- Born: Steven Alexander Hobbs February 23, 1971 (age 55) Crosby, Texas, U.S.
- Convictions: Murder x2 Sexual assault x3
- Criminal penalty: Life imprisonment x2

Details
- Victims: 2 (confirmed) 3–15+ (suspected)
- Span of crimes: 2002 – 2010 (confirmed) 1996 – 2011 (suspected)
- Country: United States
- State: Texas
- Date apprehended: October 20, 2011
- Imprisoned at: Ramsey Unit, Rosharon, Texas

= Steven Hobbs (murderer) =

American murderer, rapist and suspected serial killer

Steven Alexander Hobbs (born February 23, 1971) is an American murderer, rapist and suspected serial killer who is known to have sexually assaulted multiple prostitutes around Harris County, Texas from 2002 to 2011, at least two of which were murdered. After a decade-long delay in his trial, he pleaded guilty to his confirmed crimes and was sentenced to life imprisonment, but remains the prime suspect in at least one additional murder.

==Early life==
Little is known about Hobbs' past. Born in 1971 in Crosby, Texas, he is said to have come from a reputable family, but was considered a loner who mostly kept to himself. After graduating from college, he married, had two children and held a job as a security guard for a firm in Houston, where he still worked at the time of his arrest. He had no criminal record, but in 2000, he had been detained in the county jail for a couple of hours for a traffic violation.

==Crimes==
Although investigators suspect Hobbs of crimes dating back to 1996, the first case he has definitively been linked to occurred in August 2002. At that time, he picked up a woman in Houston and paid her to perform oral sex, but instead proceeded to rape, beat and violently choke her. This assault took place off the Beaumont Highway, near the San Jacinto River, where the victim was left behind. A couple of months later, he abducted 38-year-old Patricia Ann Pyatt from her home in Crosby, drove to an isolated area, then raped and strangled her to death. Her remains were found on November 19, beneath the Beaumont Highway bridge.

A lull in known attacks then occurred from the rest of 2002 until 2010, when Hobbs is known to have assaulted a sex worker named Sandra Gunter near Houston. In October of that year, the nude body of 48-year-old Sarah Annette Sanford was found in a wooded area near his home. She had been handcuffed, sexually assaulted and shot in the head.

Between June and July 2011, Hobbs is known to have attacked and sexually assaulted at least three prostitutes at gunpoint in and around Houston. On September 22, an officer from Pasadena who stopped by a brushy road to clock the speed of passing cars accidentally found the decomposing remains of 57-year-old Wanda Trombley, a sex worker who had been reported missing in July.

==Arrest, imprisonment and guilty plea==
The discovery of Trombley's body led local authorities to start questioning prostitutes, some of whom alleged that they had been assaulted by a large, red-headed white male wearing thick eyeglasses and a security guard uniform. Using this information, officers ordered all men who worked as security guards in the county to submit DNA samples, including Hobbs. This eventually linked him to the sexual assaults and then the murders of Pyatt and Sanford. The gap between the crimes led investigators to re-investigate the murders of at least 15 prostitutes around Harris County and the surrounding areas, as they believed that Hobbs was responsible for more crimes than what he had been linked to. Despite this and the fact that he was a prime suspect in the Trombley murder, no further charges were filed against him.

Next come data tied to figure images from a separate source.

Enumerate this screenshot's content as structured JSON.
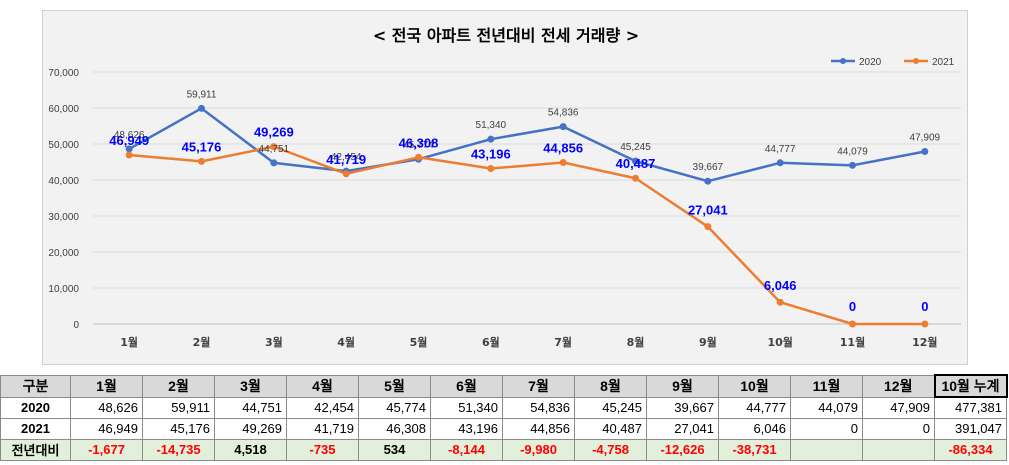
{
  "colors": {
    "series_2020": "#4472c4",
    "series_2021": "#ed7d31",
    "label_2021": "#0000ff",
    "negative": "#ff0000",
    "header_bg": "#d9d9d9",
    "diff_bg": "#e2efda"
  },
  "chart_data": {
    "type": "line",
    "title": "< 전국  아파트 전년대비 전세 거래량 >",
    "categories": [
      "1월",
      "2월",
      "3월",
      "4월",
      "5월",
      "6월",
      "7월",
      "8월",
      "9월",
      "10월",
      "11월",
      "12월"
    ],
    "yticks": [
      "0",
      "10,000",
      "20,000",
      "30,000",
      "40,000",
      "50,000",
      "60,000",
      "70,000"
    ],
    "ylim": [
      0,
      70000
    ],
    "grid": true,
    "legend": "top-right",
    "series": [
      {
        "name": "2020",
        "values": [
          48626,
          59911,
          44751,
          42454,
          45774,
          51340,
          54836,
          45245,
          39667,
          44777,
          44079,
          47909
        ],
        "labels": [
          "48,626",
          "59,911",
          "44,751",
          "42,454",
          "45,774",
          "51,340",
          "54,836",
          "45,245",
          "39,667",
          "44,777",
          "44,079",
          "47,909"
        ]
      },
      {
        "name": "2021",
        "values": [
          46949,
          45176,
          49269,
          41719,
          46308,
          43196,
          44856,
          40487,
          27041,
          6046,
          0,
          0
        ],
        "labels": [
          "46,949",
          "45,176",
          "49,269",
          "41,719",
          "46,308",
          "43,196",
          "44,856",
          "40,487",
          "27,041",
          "6,046",
          "0",
          "0"
        ]
      }
    ]
  },
  "table": {
    "headers": [
      "구분",
      "1월",
      "2월",
      "3월",
      "4월",
      "5월",
      "6월",
      "7월",
      "8월",
      "9월",
      "10월",
      "11월",
      "12월",
      "10월 누계"
    ],
    "rows": [
      {
        "label": "2020",
        "values": [
          "48,626",
          "59,911",
          "44,751",
          "42,454",
          "45,774",
          "51,340",
          "54,836",
          "45,245",
          "39,667",
          "44,777",
          "44,079",
          "47,909",
          "477,381"
        ]
      },
      {
        "label": "2021",
        "values": [
          "46,949",
          "45,176",
          "49,269",
          "41,719",
          "46,308",
          "43,196",
          "44,856",
          "40,487",
          "27,041",
          "6,046",
          "0",
          "0",
          "391,047"
        ]
      },
      {
        "label": "전년대비",
        "values": [
          "-1,677",
          "-14,735",
          "4,518",
          "-735",
          "534",
          "-8,144",
          "-9,980",
          "-4,758",
          "-12,626",
          "-38,731",
          "",
          "",
          "-86,334"
        ]
      }
    ]
  }
}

Almost ten years would elapse before Hobbs would be put on trial - this was due to multiple delays caused by the search for reliable witnesses, damage from Hurricane Katrina and debates on whether he should face the death penalty. In 2020, the Harris County District Attorney Kim Ogg announced that she would not be seeking the death penalty against Hobbs, but the reason for this decision has never been revealed.

In May 2022, just days before he was due to stand trial, Hobbs pleaded guilty to all charges and was automatically sentenced to life terms with a chance of parole after serving at least 50 years, meaning that he could be paroled aged 101. The reason for this decision was supposedly remorse for his crimes and encouragement from his family. At the time, he was second-longest serving inmate in Harris County, being detained for only a slightly shorter time than another murderer, Lucky Ward.

As of January 2023, Hobbs is detained at the Ramsey Unit in Rosharon.